A featurette titled “Back On The Beat – The Making of Maniac Cop 2” is another extra on the Blu-ray disc. A near hour long look into the making of Maniac Cop 2 tells the fun facts and hard truths by many of the main contributors to the film. Interviews with Lustig, Cohen, Christian, Davi, Lehrner, Rossi, Z’Dar, Razatos, and Chattaway give a well-rounded version of what it was like making the sequel.

One of the sillier moments in the mini-doc is when Rossi talks about trying to get into character before shooting his scenes. He details how he went so far as to get kicked out of a strip club for leering at the women in a way he thought his character Turkell would. All I will say about that is that Turkell is the best character in the sequel, and possibly in any of Lustig’s or Cohen’s other films.

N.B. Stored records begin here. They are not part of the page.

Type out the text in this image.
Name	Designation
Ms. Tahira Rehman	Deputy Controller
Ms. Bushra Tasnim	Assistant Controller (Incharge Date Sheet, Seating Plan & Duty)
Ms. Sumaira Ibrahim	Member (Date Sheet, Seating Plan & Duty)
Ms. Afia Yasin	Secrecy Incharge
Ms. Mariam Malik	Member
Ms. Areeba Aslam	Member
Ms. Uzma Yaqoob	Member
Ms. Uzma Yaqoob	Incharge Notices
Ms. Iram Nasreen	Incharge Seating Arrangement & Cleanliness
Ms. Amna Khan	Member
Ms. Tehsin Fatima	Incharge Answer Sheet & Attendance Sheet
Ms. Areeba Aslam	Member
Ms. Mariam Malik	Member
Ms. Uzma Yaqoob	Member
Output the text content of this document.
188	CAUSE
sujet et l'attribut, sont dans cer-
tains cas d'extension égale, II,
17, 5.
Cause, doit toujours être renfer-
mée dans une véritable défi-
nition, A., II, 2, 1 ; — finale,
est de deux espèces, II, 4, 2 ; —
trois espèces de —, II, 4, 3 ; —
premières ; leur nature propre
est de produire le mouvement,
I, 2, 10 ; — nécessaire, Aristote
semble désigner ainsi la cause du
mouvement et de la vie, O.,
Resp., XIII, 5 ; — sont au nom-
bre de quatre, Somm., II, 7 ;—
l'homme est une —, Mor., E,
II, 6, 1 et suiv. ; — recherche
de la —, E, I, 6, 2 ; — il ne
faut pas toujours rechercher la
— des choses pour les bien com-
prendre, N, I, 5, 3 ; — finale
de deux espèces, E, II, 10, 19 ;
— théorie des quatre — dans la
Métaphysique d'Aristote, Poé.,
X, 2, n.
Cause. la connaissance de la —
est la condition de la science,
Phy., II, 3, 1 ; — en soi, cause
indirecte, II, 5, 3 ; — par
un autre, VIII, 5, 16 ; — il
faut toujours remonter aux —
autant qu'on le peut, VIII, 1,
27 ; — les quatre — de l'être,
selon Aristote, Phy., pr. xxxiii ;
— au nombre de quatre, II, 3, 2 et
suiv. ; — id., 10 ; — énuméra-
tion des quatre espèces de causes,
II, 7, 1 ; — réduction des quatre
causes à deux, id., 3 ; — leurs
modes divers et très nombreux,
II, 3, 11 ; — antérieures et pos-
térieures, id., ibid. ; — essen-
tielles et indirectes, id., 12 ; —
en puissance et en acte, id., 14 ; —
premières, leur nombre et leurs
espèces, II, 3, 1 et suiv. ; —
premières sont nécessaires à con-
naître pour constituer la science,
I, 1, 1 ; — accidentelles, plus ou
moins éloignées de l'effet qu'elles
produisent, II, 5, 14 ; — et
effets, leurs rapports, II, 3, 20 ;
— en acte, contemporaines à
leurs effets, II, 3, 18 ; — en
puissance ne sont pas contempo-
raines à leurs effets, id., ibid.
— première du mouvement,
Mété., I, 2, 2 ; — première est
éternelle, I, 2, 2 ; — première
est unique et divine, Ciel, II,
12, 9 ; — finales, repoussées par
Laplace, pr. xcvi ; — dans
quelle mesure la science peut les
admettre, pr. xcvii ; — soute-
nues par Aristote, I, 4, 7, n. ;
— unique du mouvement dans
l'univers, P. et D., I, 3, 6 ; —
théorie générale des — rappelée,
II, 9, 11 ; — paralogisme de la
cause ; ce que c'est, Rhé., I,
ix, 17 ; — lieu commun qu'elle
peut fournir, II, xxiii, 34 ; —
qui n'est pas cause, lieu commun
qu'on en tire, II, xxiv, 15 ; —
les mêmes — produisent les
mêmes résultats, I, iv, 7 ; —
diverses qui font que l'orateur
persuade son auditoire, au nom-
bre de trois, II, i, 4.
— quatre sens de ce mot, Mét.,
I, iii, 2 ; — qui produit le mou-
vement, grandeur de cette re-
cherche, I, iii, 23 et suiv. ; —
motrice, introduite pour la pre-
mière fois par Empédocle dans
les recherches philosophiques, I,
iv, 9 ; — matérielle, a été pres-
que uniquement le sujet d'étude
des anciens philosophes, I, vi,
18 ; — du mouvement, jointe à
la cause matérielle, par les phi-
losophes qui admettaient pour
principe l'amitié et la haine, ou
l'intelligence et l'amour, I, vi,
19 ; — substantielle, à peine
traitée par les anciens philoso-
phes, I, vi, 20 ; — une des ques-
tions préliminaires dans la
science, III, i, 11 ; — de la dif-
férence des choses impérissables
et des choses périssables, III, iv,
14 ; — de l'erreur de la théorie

Another special feature that offers a surprising amount of content is a poster and still gallery. A variety of one sheets, advertising material, VHS box art, lobby cards, color stills, black and white stills, and lots of behind-the-scenes images including Lustig on fire and Lustig being interviewed by Tom Kenny (SpongeBob SquarePants) are included for your scrolling pleasure. Personally, I can never see too many pictures of Laurene Landon holding a chainsaw.  

Another excellent feature in this release is an audio commentary with William Lustig and his friend, Nicolas Winding Refn. Director of such films as Bronson and Drive, Refn is currently working on an HBO series based on the Maniac Cop franchise. While watching the film together, Lustig fondly reminisces about the making of Maniac Cop 2, possibly the last good experience he had as a director. Refn curiously asks throughout how much of the film was spontaneous and how much was planned. Lustig eagerly admits that, oftentimes, the best moments and ideas were born on set. 

Lustig boasts throughout the special features that the film was truly a collaborative effort. Still, it helps when a bonafide director can work with one of the best stuntmen in show business. And the script just happens to be written by one of television and cinema’s pioneering storytellers. Add to that a fairly cohesive cast and crew that fought through a cold New York winter to make one of the most exciting action films ever, Maniac Cop 2 is a true gift to cinema lovers. Arguably, it is also one of the best sequels ever made. It thrills with each repeated viewing and will continue to excite audiences as film restoration continues to advance.